Gurland knows first-hand what it’s like to face legal challenges on behalf of her kids.

“As a parent and as a person, I want to be reasonable,” she said. “It has been hard sometimes to know when I am within my rights to ask for help with an issue my child is facing. I needed to learn more about my rights to navigate those questions. My mission in writing ‘How to Advocate Successfully for Your Child: What Every Parent Should Know About Special Education Law’ was to make that information available to every parent. I don't want the next generation of parents to have to learn the hard way. In addition, many people have helped me, and continue to help me, along my journey — it’s my turn to pay it forward.”

Gurland said that many parents worry about the stigma that goes along with special education.

“I worried, too,” she said. “I hesitated to share the challenges my kids were facing, which include autism and ADHD. But I learned over time that I had to be more open, to get my kids supports they needed. Even more important, I felt I needed to be more open in order to help my children realize that that they are human, that they have great gifts as well as challenges they can overcome — but that requires understanding what they are. Eventually, they need to be able to advocate for themselves.”

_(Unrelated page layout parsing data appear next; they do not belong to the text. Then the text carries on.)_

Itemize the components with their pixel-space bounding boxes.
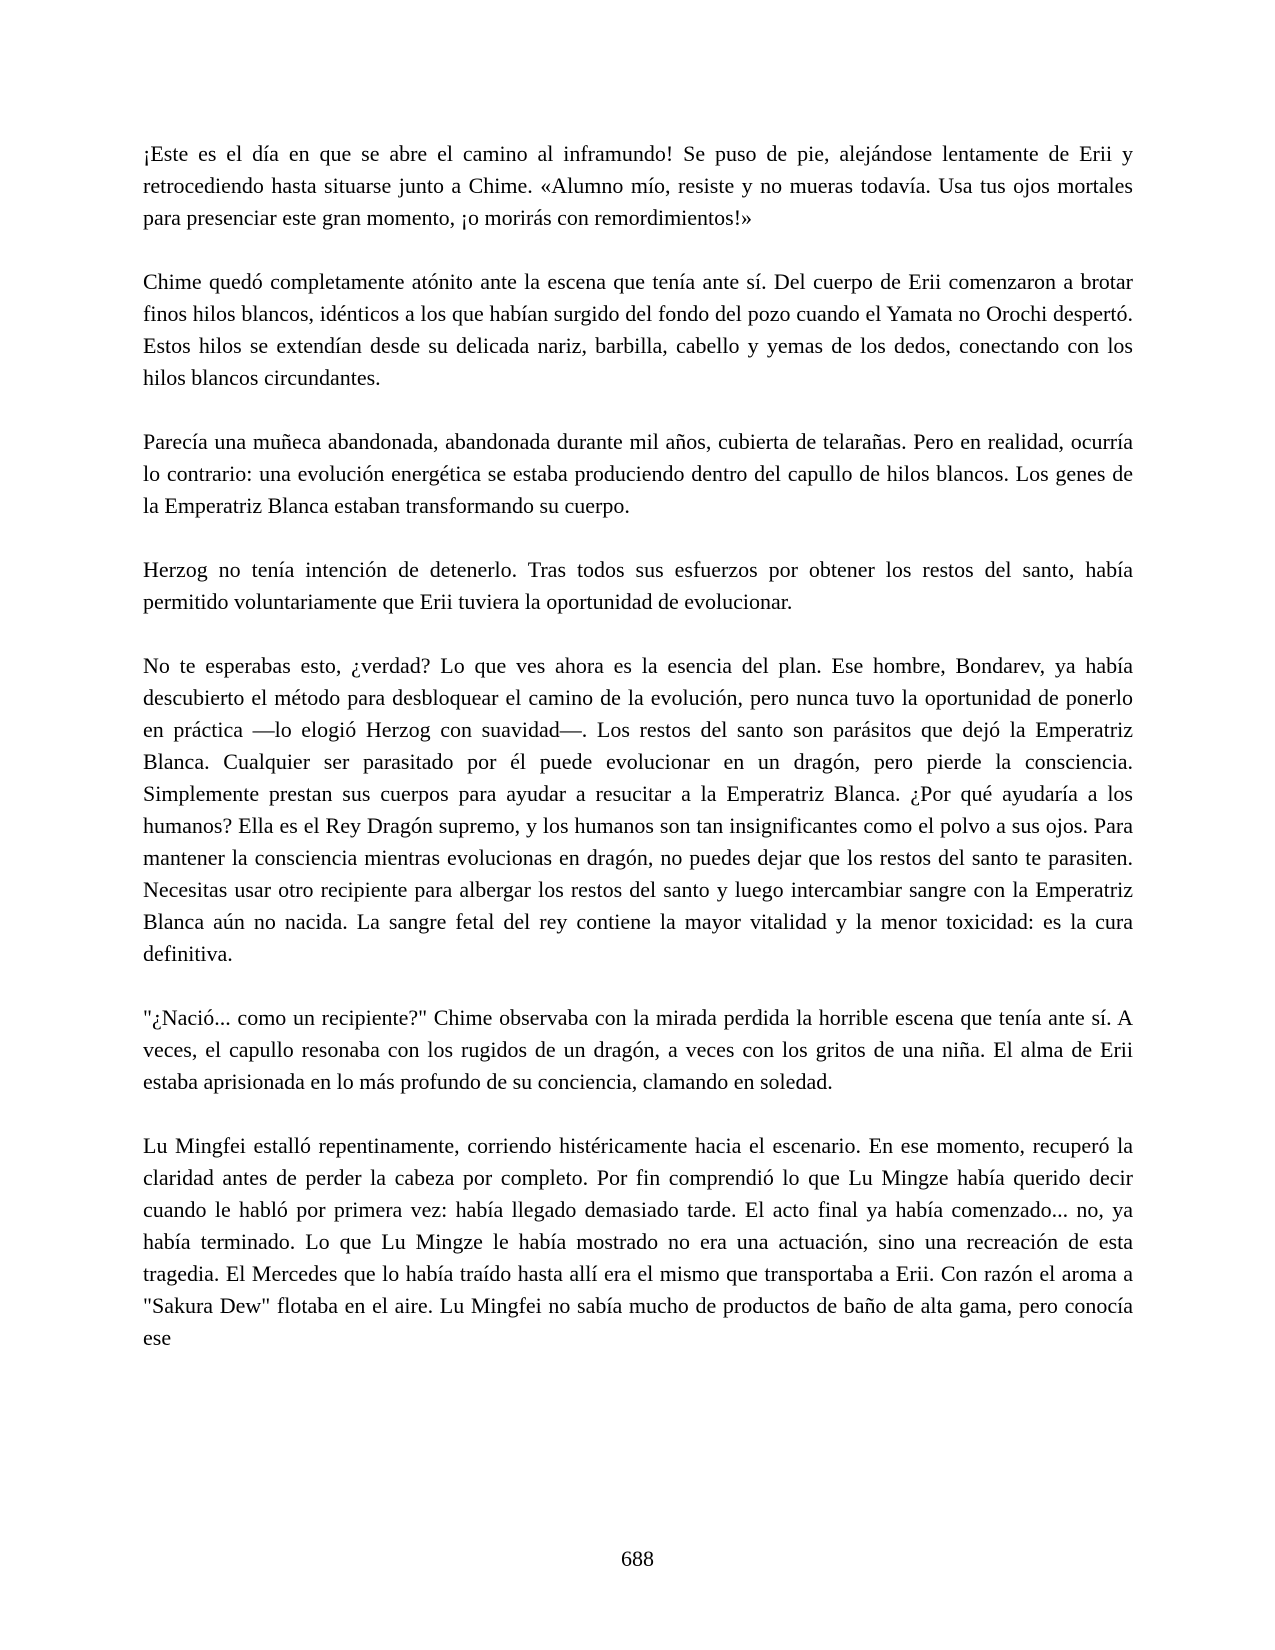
text-content xyxy=(143,138,1133,1386)
paragraph: No te esperabas esto, ¿verdad? Lo que ves ahora es la esencia del plan. Ese hombre, Bondarev, ya había descubierto el método para desbloquear el camino de la evolución, pero nunca tuvo la oportunidad de ponerlo en práctica —lo elogió Herzog con suavidad—. Los restos del santo son parásitos que dejó la Emperatriz Blanca. Cualquier ser parasitado por él puede evolucionar en un dragón, pero pierde la consciencia. Simplemente prestan sus cuerpos para ayudar a resucitar a la Emperatriz Blanca. ¿Por qué ayudaría a los humanos? Ella es el Rey Dragón supremo, y los humanos son tan insignificantes como el polvo a sus ojos. Para mantener la consciencia mientras evolucionas en dragón, no puedes dejar que los restos del santo te parasiten. Necesitas usar otro recipiente para albergar los restos del santo y luego intercambiar sangre con la Emperatriz Blanca aún no nacida. La sangre fetal del rey contiene la mayor vitalidad y la menor toxicidad: es la cura definitiva. xyxy=(143,653,1133,966)
paragraph: ¡Este es el día en que se abre el camino al inframundo! Se puso de pie, alejándose lentamente de Erii y retrocediendo hasta situarse junto a Chime. «Alumno mío, resiste y no mueras todavía. Usa tus ojos mortales para presenciar este gran momento, ¡o morirás con remordimientos!» xyxy=(143,141,1133,230)
paragraph: Herzog no tenía intención de detenerlo. Tras todos sus esfuerzos por obtener los restos del santo, había permitido voluntariamente que Erii tuviera la oportunidad de evolucionar. xyxy=(143,557,1133,614)
page-number: 688 xyxy=(621,1546,654,1571)
paragraph: "¿Nació... como un recipiente?" Chime observaba con la mirada perdida la horrible escena que tenía ante sí. A veces, el capullo resonaba con los rugidos de un dragón, a veces con los gritos de una niña. El alma de Erii estaba aprisionada en lo más profundo de su conciencia, clamando en soledad. xyxy=(143,1005,1133,1094)
paragraph: Lu Mingfei estalló repentinamente, corriendo histéricamente hacia el escenario. En ese momento, recuperó la claridad antes de perder la cabeza por completo. Por fin comprendió lo que Lu Mingze había querido decir cuando le habló por primera vez: había llegado demasiado tarde. El acto final ya había comenzado... no, ya había terminado. Lo que Lu Mingze le había mostrado no era una actuación, sino una recreación de esta tragedia. El Mercedes que lo había traído hasta allí era el mismo que transportaba a Erii. Con razón el aroma a "Sakura Dew" flotaba en el aire. Lu Mingfei no sabía mucho de productos de baño de alta gama, pero conocía ese xyxy=(143,1133,1133,1350)
paragraph: Chime quedó completamente atónito ante la escena que tenía ante sí. Del cuerpo de Erii comenzaron a brotar finos hilos blancos, idénticos a los que habían surgido del fondo del pozo cuando el Yamata no Orochi despertó. Estos hilos se extendían desde su delicada nariz, barbilla, cabello y yemas de los dedos, conectando con los hilos blancos circundantes. xyxy=(143,269,1133,390)
paragraph: Parecía una muñeca abandonada, abandonada durante mil años, cubierta de telarañas. Pero en realidad, ocurría lo contrario: una evolución energética se estaba produciendo dentro del capullo de hilos blancos. Los genes de la Emperatriz Blanca estaban transformando su cuerpo. xyxy=(143,429,1133,518)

So many misconceptions exist about special education, Gurland said.

“It’s come a long way. And education is a broad concept,” she said. “Children who are very bright can have learning differences and/or social, behavioral or emotional challenges that schools can help to address. I try to explain to parents what special ed looks like today, so that parents have the opportunity to take advantage of it for their children, where that’s appropriate.”

Copies of “How to Advocate Successfully for Your Child: What Every Parent Should Know” will be available for sale at the presentation. The book is also for sale on Amazon Books. It is available in Spanish as “Cómo abogar con éxito por su hijo: Lo que todos los padres deben saber acerca de la Ley de Educación Especial” courtesy of a grant from Children's Specialized Hospital.